B.C. municipal leaders were assured Monday that they are getting a reactivated “green communities” committee and a promise that a long-awaited local government climate action fund will be “flexible and reliable,” but specifics of the program are not yet available.
Finance Minister Selina Robinson was flanked by Environment Minister George Heyman and Nathan Cullen, the new municipal affairs minister appointed last week, for an announcement that did little more than confirm the 2022 budget commitment of $76 million over three years for a grant fund.

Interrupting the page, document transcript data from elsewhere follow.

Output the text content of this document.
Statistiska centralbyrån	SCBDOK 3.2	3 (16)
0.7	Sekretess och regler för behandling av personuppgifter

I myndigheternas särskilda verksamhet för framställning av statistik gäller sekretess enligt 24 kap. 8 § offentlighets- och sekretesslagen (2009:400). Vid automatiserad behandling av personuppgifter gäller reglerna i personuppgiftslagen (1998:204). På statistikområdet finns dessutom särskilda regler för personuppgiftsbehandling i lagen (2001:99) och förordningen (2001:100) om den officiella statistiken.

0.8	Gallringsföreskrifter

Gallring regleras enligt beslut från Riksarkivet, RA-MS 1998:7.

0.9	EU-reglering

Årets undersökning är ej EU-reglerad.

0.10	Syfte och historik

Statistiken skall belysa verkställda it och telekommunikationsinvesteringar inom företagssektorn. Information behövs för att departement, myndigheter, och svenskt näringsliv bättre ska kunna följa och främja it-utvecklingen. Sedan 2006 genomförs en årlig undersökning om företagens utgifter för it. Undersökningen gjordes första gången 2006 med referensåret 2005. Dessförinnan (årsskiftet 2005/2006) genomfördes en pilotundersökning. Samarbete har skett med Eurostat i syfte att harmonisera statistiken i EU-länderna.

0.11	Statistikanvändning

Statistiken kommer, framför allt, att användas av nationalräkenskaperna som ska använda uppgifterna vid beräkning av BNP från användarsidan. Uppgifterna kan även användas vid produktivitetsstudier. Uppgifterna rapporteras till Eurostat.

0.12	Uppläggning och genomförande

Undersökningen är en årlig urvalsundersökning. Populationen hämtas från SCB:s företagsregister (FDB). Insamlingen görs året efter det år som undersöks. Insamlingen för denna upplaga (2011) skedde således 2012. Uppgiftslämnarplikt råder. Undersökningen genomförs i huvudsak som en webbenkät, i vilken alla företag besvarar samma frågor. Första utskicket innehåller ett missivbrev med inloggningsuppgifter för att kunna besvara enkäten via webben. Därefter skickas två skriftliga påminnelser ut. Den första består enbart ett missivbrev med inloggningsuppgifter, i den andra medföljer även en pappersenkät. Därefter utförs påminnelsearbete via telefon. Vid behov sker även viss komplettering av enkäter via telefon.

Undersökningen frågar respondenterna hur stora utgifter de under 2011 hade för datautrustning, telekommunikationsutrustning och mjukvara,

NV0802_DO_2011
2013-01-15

“This program was developed with input from the Climate Solutions Council, including representatives from rural and urban regions of the province and the UBCM, and we are grateful for their help,” Cullen said at a news conference at the legislature Feb. 28. “My colleague Mr. Heyman and I look forward to sharing more details about the program in coming weeks, but this is just one more example of the actions we’re taking to support local governments as they face climate change objectives of tomorrow.”
Heyman said the province’s CleanBC program, which he called among the most progressive climate plans in North America, has led to heat pumps being installed at all 52 homes in the remote Gitga’at community of Hartley Bay on the north coast.
Robinson’s Feb. 22 budget included removal of provincial sales tax on heat pumps, already heavily subsidized by the province and B.C. Hydro, and removal of sales tax on used electric vehicles.